If you are a reader and you are reading The Hindu or any other daily magazine, and you want to see The Hindu magazines which was released two years ago, you need to go to your library or the office of The Hindu magazine to find the archives of the newspaper. Now, I hope if you are reading this article, you will know what the meaning of the archive is.
Coming to the context digitally, this job is taken by the Internet Archive, a non-profit organization which helps users to see articles or websites from certain years back through their website Wayback Machine. Maybe you can hear the name; it is very famous. It is widely used by students, researchers, and journalists. The concept is not scraping the website but preserving it for the future; maybe it is for reference or research or anything.

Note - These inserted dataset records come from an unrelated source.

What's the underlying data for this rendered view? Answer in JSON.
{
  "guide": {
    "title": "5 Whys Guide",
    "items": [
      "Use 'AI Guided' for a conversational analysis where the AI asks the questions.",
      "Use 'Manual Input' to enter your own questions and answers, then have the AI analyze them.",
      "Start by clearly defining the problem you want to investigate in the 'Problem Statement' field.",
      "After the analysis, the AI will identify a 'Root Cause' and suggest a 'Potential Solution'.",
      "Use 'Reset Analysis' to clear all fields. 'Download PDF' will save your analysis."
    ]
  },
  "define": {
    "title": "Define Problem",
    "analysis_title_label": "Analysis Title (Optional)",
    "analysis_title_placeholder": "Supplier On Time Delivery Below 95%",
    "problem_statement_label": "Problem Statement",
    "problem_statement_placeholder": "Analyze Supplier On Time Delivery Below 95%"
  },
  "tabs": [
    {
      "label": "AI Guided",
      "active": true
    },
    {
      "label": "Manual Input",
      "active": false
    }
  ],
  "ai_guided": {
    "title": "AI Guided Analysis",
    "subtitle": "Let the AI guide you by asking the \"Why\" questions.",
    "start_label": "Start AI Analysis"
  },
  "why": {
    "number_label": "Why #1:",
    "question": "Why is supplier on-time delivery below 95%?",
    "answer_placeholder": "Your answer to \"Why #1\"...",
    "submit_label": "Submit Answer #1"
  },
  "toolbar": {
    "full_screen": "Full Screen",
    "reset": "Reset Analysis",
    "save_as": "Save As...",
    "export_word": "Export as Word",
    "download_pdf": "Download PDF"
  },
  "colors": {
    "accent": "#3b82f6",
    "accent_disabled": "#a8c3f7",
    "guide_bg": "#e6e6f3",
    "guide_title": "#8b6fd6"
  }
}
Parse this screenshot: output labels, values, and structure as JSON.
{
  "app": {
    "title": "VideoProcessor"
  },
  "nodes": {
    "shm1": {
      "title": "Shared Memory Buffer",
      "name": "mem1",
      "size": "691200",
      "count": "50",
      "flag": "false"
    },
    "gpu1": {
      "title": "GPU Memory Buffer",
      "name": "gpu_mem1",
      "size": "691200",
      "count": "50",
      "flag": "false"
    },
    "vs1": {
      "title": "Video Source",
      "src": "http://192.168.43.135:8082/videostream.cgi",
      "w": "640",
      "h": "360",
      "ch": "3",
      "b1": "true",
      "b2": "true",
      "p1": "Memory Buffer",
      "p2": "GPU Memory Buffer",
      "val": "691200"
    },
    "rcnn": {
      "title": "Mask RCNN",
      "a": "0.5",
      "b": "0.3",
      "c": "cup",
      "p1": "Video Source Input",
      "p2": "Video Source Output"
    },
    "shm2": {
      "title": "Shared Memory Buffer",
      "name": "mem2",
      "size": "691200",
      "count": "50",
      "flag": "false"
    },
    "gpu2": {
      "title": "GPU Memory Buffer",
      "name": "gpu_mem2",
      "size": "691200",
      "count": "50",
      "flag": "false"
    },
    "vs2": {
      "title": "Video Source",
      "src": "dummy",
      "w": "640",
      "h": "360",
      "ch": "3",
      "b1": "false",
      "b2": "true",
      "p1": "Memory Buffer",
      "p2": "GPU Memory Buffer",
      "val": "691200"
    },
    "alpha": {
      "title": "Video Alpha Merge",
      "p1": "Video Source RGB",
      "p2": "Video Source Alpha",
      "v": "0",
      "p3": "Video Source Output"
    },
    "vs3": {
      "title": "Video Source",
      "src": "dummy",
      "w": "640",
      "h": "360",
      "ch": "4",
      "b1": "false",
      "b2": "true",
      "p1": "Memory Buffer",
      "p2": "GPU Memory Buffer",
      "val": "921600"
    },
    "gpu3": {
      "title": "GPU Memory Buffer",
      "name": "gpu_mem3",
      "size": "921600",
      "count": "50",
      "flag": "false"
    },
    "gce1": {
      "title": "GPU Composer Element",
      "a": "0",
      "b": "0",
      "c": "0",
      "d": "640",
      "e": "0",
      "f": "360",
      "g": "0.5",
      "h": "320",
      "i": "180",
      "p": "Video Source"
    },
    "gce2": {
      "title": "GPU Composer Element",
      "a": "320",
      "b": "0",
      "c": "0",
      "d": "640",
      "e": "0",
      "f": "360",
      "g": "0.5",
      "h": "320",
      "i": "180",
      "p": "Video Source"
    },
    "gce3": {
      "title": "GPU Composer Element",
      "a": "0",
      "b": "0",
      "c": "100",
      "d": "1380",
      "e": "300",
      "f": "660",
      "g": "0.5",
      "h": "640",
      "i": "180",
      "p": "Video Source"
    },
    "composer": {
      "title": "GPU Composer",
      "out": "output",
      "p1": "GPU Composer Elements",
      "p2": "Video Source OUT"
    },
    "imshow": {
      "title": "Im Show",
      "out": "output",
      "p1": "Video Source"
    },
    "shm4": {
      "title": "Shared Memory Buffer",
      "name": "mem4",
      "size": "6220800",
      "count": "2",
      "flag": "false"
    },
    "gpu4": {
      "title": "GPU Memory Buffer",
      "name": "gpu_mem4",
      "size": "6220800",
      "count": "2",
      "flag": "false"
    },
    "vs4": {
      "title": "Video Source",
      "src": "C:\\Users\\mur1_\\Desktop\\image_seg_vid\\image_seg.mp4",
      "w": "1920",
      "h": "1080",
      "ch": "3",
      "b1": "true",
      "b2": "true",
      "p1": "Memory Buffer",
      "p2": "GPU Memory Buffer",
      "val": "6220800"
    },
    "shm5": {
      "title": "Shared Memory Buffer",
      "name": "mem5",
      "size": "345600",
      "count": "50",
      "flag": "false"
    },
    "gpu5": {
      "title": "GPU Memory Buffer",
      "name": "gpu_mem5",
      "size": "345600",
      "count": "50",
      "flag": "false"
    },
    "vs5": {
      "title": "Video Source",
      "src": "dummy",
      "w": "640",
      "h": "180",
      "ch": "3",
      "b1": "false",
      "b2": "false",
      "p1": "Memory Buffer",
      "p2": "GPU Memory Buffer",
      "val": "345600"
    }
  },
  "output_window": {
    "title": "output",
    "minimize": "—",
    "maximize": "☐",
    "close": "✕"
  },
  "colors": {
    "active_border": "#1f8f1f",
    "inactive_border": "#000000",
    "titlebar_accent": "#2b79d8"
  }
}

For example, organizations like The Guardian, The New York Times, The Financial Times, and USA Today are ending their access with the Internet Archive. The main reason they were blocking access to the Internet Archive’s bot is because of AI models. AI models need a lot of content information to provide answers to users’ queries, but the content is taken from big news websites and blogs without proper permissions, and no big tech companies are ready to pay for the scraped data. And there is a lawsuit involving OpenAI for illegally scraping the data. After that lawsuit, they are non-stoppable, and they turn their side to scrape data from the Internet Archive because it has most of the data. So, news companies are claiming AI companies are taking data from the Internet Archive.
And this block is not new. Previously, a few months back, Reddit, a famous social media platform, also blocked the Internet Archive’s bots to stop scraping the data from their platform, describing the same reason that the above news companies said. And the same reason can be said by other news outlets as well in upcoming days. But the big media companies are ready to share the data with AI companies if they are getting paid well. If this continues, no one can see the beauty of the open web in the future, and they will not be able to use the website for any reference or anything.
But still, despite all these, the Internet Archive is keeping the dream of transparency alive.